[bawolff]

I didn't read the whole thing just the abstract, but isn't this just the modern standard view?

Germs cause disease. Your immune system stops germs. To get a disease the germ must both get into you and either overwhelm or find a way past your immune system.

This hardly seems like something beyond public comprehension.

[nextos]

I also found it a bit too philosophical in the sense that we can already explain a lot of the variations in outcomes to infection.

For example, HLA/MHC is a family of genes tasked with the presentation of antigens (e.g. chunks of proteins) from pathogens and your own cells to the immune system. It is a very polymorphic region, i.e. full of genetic variants that lead to lots of differences in the peptides that are presented, to stop spread of infections at population level.

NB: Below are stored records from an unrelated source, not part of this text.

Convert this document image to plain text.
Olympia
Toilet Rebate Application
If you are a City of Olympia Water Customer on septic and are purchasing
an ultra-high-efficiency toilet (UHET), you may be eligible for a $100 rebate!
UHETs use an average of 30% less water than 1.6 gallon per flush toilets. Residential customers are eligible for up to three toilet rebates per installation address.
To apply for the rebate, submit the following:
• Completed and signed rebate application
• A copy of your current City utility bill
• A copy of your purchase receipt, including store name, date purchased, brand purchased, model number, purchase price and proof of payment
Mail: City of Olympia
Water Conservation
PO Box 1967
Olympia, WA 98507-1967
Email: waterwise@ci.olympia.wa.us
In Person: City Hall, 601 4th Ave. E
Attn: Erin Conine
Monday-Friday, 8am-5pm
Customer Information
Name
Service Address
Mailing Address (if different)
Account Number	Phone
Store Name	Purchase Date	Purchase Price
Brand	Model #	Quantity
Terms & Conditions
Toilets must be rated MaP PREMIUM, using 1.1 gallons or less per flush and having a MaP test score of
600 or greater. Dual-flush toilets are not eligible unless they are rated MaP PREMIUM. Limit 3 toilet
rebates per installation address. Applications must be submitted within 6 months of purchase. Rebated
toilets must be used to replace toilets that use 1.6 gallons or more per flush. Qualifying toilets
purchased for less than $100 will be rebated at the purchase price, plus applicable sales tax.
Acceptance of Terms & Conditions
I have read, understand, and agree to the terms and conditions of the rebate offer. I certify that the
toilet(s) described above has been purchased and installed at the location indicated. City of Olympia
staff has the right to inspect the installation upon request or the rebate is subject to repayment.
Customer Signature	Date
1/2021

If you have one of the lucky/unlucky alleles, you will have high chances of protection/susceptibility. Some alleles, like HLA-B57, protect against HIV but it's a tradeoff. Carriers are much more susceptible of autoimmunity [1].

From an environmental point of view, if you have dysbiosis, e.g. if your gut microbiome ecology is altered, T cell receptor distributions will be altered and you are more likely to have a bad response to certain infections.

[1] Effects of thymic selection of the T-cell repertoire on HLA class I-associated control of HIV infection. https://www.nature.com/articles/nature08997

[throwaway72762]

The article doesn't contest that view but instead considers how germs are an orthogonal dimension and that we are starting to understand better that the host and all of its cells, not just some ill defined subset called immune cells, are responsible for host health and that when functioning properly can coexist with germs without letting them cause disease.

I wonder whether this perspective aligns well with research into bat viral reservoirs as they exemplify this model.